Malacañang yesterday reiterated that the Philippines is not going to break any of its established alliances as the United States’ most senior diplomat for Asia arrived in Manila.
In a press briefing in Malacañang yesterday, presidential spokesperson Ernesto Abella stressed that treaties with the US remain after President Rodrigo Duterte declared at a business forum in Beijing, China on Wednesday that Manila would “separate” from its military and economic alliance with Washington.
“It mainly refers now to the [military] exercises. There are 25 small more exercises but the treaties remain in place,” he said.
He said this after US Assistant Secretary of State for East Asian and Pacific Affair Daniel Russel arrived in Manila and clarified the status of the US-Philippines relationship.

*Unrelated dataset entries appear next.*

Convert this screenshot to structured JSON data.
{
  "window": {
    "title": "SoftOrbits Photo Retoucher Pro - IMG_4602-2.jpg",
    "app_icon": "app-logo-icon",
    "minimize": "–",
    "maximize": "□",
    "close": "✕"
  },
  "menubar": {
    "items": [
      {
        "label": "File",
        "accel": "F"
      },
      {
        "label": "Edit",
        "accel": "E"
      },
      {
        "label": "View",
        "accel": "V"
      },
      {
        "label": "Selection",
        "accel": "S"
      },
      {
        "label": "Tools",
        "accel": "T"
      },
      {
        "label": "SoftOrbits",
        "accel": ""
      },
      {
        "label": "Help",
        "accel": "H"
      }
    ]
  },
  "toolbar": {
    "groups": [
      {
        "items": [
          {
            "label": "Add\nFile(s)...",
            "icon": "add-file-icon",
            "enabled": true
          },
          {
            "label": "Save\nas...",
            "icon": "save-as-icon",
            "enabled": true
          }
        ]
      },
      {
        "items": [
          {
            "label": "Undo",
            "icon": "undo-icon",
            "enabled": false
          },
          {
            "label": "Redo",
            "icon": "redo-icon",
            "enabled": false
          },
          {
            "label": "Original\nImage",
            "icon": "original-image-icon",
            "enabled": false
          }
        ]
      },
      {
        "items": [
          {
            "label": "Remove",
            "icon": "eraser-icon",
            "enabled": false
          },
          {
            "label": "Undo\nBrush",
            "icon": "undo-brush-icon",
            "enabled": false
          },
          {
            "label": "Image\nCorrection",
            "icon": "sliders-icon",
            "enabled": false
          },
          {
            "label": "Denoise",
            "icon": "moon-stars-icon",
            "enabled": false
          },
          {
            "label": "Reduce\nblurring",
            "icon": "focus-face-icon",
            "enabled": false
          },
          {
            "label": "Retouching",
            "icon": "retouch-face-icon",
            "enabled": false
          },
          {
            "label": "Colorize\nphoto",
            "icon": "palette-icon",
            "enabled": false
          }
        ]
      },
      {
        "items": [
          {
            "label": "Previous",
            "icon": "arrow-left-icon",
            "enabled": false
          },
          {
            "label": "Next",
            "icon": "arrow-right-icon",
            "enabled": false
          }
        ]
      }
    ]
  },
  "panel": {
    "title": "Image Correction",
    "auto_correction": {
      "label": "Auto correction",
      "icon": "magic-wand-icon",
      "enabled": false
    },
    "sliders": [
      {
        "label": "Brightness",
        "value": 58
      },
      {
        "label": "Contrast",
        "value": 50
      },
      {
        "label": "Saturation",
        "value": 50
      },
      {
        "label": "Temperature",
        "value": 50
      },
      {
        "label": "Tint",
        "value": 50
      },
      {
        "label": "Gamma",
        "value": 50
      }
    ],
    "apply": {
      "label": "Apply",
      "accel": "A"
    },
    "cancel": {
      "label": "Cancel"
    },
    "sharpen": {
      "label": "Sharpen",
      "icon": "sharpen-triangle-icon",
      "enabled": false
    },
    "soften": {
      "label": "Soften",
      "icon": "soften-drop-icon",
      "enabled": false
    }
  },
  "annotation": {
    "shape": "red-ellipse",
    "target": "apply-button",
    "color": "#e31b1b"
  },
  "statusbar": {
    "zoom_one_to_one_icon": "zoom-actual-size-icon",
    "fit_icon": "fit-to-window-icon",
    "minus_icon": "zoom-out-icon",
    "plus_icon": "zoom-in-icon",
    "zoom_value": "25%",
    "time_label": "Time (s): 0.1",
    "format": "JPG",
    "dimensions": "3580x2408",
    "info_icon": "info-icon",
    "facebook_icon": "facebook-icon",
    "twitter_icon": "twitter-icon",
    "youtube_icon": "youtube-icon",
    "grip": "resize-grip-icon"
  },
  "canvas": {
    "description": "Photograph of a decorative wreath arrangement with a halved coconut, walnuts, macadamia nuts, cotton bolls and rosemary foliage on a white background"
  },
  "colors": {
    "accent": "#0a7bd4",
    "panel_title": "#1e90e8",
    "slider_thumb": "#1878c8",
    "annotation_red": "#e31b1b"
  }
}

Russel said that Duterte’s statement created confusion, while his war on drugs, especially the “loss of lives,” was cause for concern not just for the US but also for other countries.
He added that the spate of drug-related killings is “not a positive trend” and “bad for business.”
Abella pointed out that Russel’s concerns have been previously addressed.
“It’s not a new line. It’s something that the US and the Western alignment have referred to again and again. However, the President already made his position clear regarding that, and there are no state-sanctioned policy regarding these alleged extrajudicial killings. Even the Senate made reference with that and absolved the President in their own particular investigation of the matter,” the spokesperson stressed out.
“Again, we specify that the Philippines will not renege on its treaties that have been made with its established allies,” he added.
Nonetheless, Abella also hinted that Duterte’s foreign policy shift could mean relationship with countries that do not interfere with Philippines’ internal affairs would be given value.